[Podcast] The Family Unit

BlogForward04

Christians have taken hits in recent decades in standing for “traditional family values.”  It seems that the culture is losing interest in the traditional family.  Now, there are all flavors of families, and it seems we have no right to say that one is better than another.  Is God really concerned with this relationship? If so, why? What does the family unit have to do with the gospel, and what does that mean for my family?

Life group discussion questions after the jump!

If you’re the discussion leader for your group, have everyone open this page on their mobile device and take turns reading and asking questions.

Who remembers this speech and the media firestorm that ensued? (18 second video)

In Week 1 of this series, I described the “1950’s normal” family unit of the last century. I heard someone else describe it as “shiny, happy people.” Is that the way families in the Bible are portrayed?

In fact, can you think of a Biblical family that is “shiny, happy?”  Why do you think that is?

Paul, the writer of Romans, describes our condition without God.  He discusses God’s anger against people who “know the truth about God,” but “wouldn’t worship him.”

Romans 1:28-32
Since they thought it foolish to acknowledge God, he abandoned them to their foolish thinking and let them do things that should never be done. 29 Their lives became full of every kind of wickedness, sin, greed, hate, envy, murder, quarreling, deception, malicious behavior, and gossip. 30 They are backstabbers, haters of God, insolent, proud, and boastful. They invent new ways of sinning, and they disobey their parents. 31 They refuse to understand, break their promises, are heartless, and have no mercy. 32 They know God’s justice requires that those who do these things deserve to die, yet they do them anyway. Worse yet, they encourage others to do them, too. 

This passage clearly shows why “shiny happy people” are hard to find.

Who, exactly, is this passage describing?  (Romans 3:10 gives a pretty clear hint)

In their brokenness, as described above, the religious rulers came to Jesus with a big family unit question themselves.

Matthew 19:3
Some Pharisees came and tried to trap him with this question: “Should a man be allowed to divorce his wife for just any reason?” 

As always, Jesus was quick to respond, and pointed right back to the big issue.

Matthew 19:4-6
“Haven’t you read the Scriptures?” Jesus replied. (that’s right… He just asked the religious elite if they hadn’t read the Scriptures!)  “They record that from the beginning ‘God made them male and female.’ And he said, ‘This explains why a man leaves his father and mother and is joined to his wife, and the two are united into one.’ Since they are no longer two but one, let no one split apart what God has joined together.” 

This is beautiful.  Jesus COULD have gotten caught up in the reasons for divorce… He COULD have gotten caught up in the issues of the death kingdom.  Instead, he pointed right back to the beginning of the family unit itself, the one moment of the REAL Kingdom fully in force here in this world.

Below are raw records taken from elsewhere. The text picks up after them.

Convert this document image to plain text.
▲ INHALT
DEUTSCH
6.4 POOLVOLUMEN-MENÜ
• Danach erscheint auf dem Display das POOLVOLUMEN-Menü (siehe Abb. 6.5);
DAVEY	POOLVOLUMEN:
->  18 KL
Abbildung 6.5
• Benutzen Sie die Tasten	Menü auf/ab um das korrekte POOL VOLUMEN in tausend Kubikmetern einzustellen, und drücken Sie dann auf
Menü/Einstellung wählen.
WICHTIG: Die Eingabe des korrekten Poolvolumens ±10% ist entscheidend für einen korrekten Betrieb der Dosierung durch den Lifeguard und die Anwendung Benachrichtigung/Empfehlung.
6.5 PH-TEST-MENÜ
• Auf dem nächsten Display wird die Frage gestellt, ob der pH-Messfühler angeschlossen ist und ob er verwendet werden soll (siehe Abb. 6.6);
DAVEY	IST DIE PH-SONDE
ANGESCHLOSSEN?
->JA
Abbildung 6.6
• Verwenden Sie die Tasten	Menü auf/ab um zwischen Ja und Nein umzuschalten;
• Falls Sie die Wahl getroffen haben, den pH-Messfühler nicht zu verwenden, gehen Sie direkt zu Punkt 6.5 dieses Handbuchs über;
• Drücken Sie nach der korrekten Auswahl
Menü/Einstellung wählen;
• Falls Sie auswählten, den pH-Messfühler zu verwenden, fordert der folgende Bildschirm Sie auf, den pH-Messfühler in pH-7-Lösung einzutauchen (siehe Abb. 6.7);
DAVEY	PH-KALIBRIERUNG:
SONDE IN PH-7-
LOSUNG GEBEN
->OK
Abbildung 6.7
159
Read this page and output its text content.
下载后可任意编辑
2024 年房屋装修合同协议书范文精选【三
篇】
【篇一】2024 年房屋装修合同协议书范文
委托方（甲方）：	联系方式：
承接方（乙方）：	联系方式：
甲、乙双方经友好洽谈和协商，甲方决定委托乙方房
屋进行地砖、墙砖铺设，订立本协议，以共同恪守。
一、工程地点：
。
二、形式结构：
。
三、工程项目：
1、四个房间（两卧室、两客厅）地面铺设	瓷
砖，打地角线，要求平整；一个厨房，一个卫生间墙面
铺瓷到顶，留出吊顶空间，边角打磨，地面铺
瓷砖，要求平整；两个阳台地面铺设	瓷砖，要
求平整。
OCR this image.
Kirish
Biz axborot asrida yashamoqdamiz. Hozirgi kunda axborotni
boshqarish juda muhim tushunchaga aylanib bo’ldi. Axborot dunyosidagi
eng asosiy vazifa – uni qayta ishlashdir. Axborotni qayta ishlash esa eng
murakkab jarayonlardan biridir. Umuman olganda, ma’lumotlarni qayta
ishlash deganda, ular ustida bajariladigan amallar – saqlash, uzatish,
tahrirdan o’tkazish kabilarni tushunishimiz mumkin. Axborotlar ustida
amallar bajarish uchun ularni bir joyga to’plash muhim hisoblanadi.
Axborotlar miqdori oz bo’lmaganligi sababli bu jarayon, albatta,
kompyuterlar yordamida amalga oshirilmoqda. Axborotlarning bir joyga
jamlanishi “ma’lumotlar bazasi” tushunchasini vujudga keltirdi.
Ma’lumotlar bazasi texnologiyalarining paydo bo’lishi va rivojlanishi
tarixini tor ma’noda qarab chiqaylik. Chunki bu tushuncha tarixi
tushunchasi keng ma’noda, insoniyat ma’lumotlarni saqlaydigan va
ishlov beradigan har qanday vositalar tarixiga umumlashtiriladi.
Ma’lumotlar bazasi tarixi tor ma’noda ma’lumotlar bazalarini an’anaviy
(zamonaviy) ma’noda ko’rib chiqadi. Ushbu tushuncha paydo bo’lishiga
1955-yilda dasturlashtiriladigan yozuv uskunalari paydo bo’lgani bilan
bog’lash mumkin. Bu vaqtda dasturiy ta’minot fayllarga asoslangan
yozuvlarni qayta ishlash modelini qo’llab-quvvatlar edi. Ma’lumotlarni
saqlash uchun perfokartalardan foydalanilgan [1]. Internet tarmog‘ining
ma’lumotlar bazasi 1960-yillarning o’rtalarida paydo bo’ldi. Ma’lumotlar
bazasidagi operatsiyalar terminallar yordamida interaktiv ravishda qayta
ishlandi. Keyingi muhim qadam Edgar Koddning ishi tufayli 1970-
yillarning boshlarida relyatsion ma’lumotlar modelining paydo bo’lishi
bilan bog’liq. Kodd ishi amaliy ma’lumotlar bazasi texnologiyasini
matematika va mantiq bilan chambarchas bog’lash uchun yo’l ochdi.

Jesus wasn’t swayed by the little issues of this kingdom.  Why do we so easily get swayed?

What are our marriages supposed to paint a picture of?

How can we be better at that?

 

The letter of Ephesians describes for us what Christ has done for us on the cross, and who we are now becoming… It describes the gospel for us.  Specifically, Ephesians 5 describes how the gospel works out in our marriages, and in our families.  Spend a moment reading Ephesians 5:15-6:4 to see the gospel implication in our home lives.